Interesting though that there's no noise when you bounce the bike, don't rule out possibility it could be coming from elsewhere.


----------



## Smudge (14 Feb 2020)

Any small movement of the battery in the housing, can usually be sorted by placing some thin foam strips against the inside of the housing to make the battery sit tighter in the housing. If the foam isn't sticky backed, then use some double sided tape.
Its how i sorted it on a previous ebike. 
Also, check that it isn't loose motor bolts that go in the frame, they can sometimes go slightly loose on these Giant Yam motors. Undo them, put grease on the threads, and do them up again.


----------



## videonastie (14 Feb 2020)

Thanks for all the replies guys.... I took it to my local dealer & immediately he said that the battery casing rattled more than normal.... He thinks that the inside lock has been welded too close to the entrance & the lock cannot catch of the battery tight enough.... Its going back to where I purchased it from, as it’s obviously faulty....🤞


----------



## ebikeerwidnes (15 Feb 2020)

Great - hope it gets sorted - let us know what happens


----------



## videonastie (15 Feb 2020)

ebikeerwidnes said:


> Great - hope it gets sorted - let us know what happens


Will do, thanks for the info & responses guys....👍


----------



## videonastie (21 Feb 2020)

Received a reply from Tredz & they have said they will be fitting ‘battery shims’ to the frame to make the battery for better/tighter....
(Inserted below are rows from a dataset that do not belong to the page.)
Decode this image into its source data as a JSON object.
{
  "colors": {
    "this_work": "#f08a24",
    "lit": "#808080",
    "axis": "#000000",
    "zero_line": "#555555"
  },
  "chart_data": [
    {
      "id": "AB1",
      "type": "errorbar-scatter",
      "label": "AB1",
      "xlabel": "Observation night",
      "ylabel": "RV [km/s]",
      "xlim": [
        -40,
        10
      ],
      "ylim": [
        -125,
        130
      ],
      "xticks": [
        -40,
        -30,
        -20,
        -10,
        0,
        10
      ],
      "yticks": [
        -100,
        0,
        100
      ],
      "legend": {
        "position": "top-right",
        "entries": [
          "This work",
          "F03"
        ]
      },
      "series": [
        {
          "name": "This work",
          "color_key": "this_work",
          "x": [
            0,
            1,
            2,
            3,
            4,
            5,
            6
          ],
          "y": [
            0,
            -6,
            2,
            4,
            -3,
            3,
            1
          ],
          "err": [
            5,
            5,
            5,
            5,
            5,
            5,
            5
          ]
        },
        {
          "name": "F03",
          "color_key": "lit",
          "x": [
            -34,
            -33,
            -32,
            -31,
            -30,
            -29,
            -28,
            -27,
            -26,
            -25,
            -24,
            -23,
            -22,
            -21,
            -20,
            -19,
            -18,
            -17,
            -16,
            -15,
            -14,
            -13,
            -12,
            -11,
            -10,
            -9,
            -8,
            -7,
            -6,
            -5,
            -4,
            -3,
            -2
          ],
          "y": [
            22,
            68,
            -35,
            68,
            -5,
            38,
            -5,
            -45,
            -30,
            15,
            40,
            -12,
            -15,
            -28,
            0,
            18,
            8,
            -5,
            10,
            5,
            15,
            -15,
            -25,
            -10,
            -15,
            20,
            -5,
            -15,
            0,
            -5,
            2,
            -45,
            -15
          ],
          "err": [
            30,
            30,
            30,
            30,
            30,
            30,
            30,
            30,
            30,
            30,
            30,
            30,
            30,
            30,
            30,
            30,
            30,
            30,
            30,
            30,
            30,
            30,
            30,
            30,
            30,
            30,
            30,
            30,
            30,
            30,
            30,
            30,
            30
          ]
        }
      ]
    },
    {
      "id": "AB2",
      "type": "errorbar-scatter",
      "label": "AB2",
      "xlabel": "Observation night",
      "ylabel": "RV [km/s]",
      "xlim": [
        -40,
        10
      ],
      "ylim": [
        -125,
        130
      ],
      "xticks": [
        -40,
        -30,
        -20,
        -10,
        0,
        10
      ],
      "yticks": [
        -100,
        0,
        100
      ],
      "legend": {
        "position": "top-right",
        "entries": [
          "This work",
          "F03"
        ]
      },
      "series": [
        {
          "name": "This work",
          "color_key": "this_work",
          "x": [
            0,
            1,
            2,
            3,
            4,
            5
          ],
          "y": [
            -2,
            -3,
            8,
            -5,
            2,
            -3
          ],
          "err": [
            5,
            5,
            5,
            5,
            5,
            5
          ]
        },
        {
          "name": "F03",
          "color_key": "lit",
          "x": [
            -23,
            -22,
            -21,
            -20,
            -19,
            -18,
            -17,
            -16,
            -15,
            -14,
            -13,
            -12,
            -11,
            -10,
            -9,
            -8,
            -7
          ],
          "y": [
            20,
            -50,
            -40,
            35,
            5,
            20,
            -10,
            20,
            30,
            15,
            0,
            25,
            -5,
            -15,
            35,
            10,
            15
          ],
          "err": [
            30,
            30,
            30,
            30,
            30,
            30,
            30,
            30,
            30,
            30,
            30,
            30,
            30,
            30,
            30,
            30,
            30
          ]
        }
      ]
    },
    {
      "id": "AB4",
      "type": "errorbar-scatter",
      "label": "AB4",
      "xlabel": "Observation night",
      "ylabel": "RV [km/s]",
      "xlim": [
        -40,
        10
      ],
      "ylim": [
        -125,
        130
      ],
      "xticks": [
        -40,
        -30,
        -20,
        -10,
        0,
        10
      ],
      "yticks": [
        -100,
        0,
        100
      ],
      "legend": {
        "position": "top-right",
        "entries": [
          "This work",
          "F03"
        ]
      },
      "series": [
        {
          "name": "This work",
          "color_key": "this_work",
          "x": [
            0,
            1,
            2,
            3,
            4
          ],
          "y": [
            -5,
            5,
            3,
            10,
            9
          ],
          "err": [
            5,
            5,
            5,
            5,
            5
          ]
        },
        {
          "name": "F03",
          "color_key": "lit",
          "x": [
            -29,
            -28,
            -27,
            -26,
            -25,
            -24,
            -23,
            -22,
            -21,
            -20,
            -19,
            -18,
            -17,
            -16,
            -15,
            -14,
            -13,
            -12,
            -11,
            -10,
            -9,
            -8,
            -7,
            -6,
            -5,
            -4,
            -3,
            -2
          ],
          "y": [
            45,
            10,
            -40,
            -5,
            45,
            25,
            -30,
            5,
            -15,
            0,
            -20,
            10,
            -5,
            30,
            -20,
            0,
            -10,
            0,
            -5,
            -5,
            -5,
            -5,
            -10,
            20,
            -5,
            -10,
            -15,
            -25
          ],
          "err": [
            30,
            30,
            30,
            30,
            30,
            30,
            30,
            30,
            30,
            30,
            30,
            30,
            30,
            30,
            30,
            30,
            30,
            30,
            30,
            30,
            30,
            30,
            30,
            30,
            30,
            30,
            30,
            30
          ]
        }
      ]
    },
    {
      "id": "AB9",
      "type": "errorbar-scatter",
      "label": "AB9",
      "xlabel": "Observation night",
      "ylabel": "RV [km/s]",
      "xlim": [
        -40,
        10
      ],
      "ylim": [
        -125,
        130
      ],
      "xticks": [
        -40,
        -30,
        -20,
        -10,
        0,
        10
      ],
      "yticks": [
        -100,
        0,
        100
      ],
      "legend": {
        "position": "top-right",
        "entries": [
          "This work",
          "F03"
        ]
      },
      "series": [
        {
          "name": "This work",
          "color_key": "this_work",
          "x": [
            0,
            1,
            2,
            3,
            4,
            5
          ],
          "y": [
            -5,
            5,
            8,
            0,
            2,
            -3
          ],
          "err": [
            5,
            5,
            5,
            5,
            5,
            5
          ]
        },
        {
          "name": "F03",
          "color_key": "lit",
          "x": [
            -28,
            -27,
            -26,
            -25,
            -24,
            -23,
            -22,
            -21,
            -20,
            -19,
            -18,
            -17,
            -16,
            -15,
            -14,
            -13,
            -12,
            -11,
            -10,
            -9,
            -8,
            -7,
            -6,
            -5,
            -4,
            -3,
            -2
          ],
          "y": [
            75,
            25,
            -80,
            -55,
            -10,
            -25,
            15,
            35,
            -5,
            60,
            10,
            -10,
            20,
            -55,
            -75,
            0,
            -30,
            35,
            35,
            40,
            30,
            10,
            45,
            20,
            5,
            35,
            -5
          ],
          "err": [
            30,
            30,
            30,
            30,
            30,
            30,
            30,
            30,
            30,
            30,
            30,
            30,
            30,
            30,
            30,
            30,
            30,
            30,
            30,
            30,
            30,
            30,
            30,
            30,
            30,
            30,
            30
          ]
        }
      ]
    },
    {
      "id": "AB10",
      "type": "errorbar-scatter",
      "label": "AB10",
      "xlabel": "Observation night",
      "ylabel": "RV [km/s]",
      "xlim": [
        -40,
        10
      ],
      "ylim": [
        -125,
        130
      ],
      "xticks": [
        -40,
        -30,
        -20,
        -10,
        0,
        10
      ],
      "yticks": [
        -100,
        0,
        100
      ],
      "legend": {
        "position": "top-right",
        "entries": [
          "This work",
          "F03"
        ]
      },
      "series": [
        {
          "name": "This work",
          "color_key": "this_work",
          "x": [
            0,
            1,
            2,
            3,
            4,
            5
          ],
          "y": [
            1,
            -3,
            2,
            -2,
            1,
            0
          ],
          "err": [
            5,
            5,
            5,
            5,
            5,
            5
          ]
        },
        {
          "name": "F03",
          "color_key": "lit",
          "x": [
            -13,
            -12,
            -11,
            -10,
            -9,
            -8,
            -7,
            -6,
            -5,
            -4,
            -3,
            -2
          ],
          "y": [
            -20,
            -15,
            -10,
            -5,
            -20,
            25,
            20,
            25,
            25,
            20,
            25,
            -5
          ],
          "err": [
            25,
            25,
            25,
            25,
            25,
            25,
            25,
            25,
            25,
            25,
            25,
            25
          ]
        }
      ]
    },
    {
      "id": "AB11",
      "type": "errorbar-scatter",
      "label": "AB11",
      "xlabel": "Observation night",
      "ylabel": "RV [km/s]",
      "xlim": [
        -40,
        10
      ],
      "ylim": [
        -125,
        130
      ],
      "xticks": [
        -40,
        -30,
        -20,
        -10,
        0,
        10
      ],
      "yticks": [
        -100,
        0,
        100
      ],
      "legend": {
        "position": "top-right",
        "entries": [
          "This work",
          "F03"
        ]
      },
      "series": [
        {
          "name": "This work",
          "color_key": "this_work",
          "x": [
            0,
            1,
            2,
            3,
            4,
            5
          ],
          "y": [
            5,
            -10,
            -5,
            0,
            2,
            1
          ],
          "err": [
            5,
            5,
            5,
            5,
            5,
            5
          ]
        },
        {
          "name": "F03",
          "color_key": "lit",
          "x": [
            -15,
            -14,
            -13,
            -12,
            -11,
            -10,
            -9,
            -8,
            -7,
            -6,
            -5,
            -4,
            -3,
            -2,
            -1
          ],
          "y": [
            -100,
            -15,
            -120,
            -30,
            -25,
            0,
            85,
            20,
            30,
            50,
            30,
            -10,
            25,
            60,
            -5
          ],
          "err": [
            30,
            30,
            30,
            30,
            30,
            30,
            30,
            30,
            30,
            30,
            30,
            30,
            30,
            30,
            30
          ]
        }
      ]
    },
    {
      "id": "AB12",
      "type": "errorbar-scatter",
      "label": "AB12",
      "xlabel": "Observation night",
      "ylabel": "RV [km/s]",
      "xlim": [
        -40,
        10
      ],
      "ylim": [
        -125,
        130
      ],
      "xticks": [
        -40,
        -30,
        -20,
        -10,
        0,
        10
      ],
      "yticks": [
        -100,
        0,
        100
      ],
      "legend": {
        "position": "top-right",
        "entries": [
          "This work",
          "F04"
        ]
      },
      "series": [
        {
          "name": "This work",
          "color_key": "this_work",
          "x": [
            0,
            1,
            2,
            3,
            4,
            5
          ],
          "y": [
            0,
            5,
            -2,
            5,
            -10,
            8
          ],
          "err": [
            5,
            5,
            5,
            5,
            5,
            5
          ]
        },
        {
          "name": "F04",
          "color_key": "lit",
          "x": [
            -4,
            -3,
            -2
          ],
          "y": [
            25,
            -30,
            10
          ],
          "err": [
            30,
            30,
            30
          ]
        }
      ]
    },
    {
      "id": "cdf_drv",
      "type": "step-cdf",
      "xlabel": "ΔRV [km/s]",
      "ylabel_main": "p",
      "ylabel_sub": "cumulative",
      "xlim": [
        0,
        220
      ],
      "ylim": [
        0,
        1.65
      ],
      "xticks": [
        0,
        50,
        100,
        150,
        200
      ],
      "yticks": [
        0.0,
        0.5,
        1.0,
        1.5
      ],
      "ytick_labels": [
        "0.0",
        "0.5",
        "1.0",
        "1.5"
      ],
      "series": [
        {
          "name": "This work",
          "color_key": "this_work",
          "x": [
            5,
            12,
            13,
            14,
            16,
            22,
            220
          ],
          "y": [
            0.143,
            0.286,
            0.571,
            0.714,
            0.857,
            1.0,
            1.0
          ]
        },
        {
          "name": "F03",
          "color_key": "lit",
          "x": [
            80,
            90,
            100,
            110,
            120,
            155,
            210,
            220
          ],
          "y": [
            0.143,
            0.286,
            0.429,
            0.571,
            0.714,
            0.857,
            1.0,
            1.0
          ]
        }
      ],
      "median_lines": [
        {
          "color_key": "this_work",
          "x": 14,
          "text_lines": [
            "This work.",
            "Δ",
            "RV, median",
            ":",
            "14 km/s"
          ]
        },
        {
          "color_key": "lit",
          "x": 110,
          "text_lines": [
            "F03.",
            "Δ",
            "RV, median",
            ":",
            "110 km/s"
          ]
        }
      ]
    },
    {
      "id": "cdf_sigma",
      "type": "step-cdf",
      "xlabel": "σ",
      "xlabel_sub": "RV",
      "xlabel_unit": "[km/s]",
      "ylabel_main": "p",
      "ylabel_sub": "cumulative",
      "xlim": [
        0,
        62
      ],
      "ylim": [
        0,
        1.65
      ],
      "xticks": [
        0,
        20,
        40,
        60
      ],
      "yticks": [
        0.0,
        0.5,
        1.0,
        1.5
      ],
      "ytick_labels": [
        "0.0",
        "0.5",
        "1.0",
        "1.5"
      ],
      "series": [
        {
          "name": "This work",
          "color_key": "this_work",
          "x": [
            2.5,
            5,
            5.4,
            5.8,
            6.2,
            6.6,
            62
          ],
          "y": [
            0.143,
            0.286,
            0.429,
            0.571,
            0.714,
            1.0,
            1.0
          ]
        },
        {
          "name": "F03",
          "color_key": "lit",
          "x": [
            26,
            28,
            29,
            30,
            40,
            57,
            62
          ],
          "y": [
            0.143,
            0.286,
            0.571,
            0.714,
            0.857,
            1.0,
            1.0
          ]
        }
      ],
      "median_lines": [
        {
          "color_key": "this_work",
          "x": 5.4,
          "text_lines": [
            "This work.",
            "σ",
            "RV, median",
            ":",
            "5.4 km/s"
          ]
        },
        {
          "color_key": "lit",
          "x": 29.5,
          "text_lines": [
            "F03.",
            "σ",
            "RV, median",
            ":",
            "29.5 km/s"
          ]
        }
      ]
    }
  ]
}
Im not overly pleased with this, as the bike is faulty from production & less than a month old, so I see this as a bodge/shortcut & surely the bike should be replaced?

Am I being too unreasonable to take this stance?


----------



## NickWi (22 Feb 2020)

If those shims are a genuine Giant parts designed for the purpose, then whilst it is an unfortunate admisssion from Giant that they have a problem, they have come up with a solution. Provided those shims are not going to wear and it gives you a permanent fix, then yes, I don't think you have any choice other to accept it . However if it's Tredz bodge, IMHO, absolutely no way.

As a secondary note, I think you'd be pushing your luck to get a replacement bike, but if they replaced the offending parts with new ones that don't rattle, I wouldn't consider that as unreasonable, but it doesn't do any harm to ask.


----------



## videonastie (22 Feb 2020)

NickWi said:


> If those shims are a genuine Giant parts designed for the purpose, then whilst it is an unfortunate admisssion from Giant that they have a problem, they have come up with a solution. Provided those shims are not going to wear and it gives you a permanent fix, then yes, I don't think you have any choice other to accept it . However if it's Tredz bodge, IMHO, absolutely no way.
> 
> As a secondary note, I think you'd be pushing your luck to get a replacement bike, but if they replaced the offending parts with new ones that don't rattle, I wouldn't consider that as unreasonable, but it doesn't do any harm to ask.


 
I’m still to find out whether they are a Giant or a Tredz fix, as I’m still waiting for a call back.

Appreciate your input, as I’ve never experienced a problem like this before....👍


----------



## Zanelad (24 Feb 2020)

I had the same problem on my Fastroad e+. I place a thin strip on folded material between the battery and the downtube. Doesn't take much, only a mm or two in thickness. Peace, perfect peace.

I toyed with the idea of sticky foam strips or the suchlike, but thought over time they'd get squashed and stop being effective.

A new piece of cloth and it's good again.


----------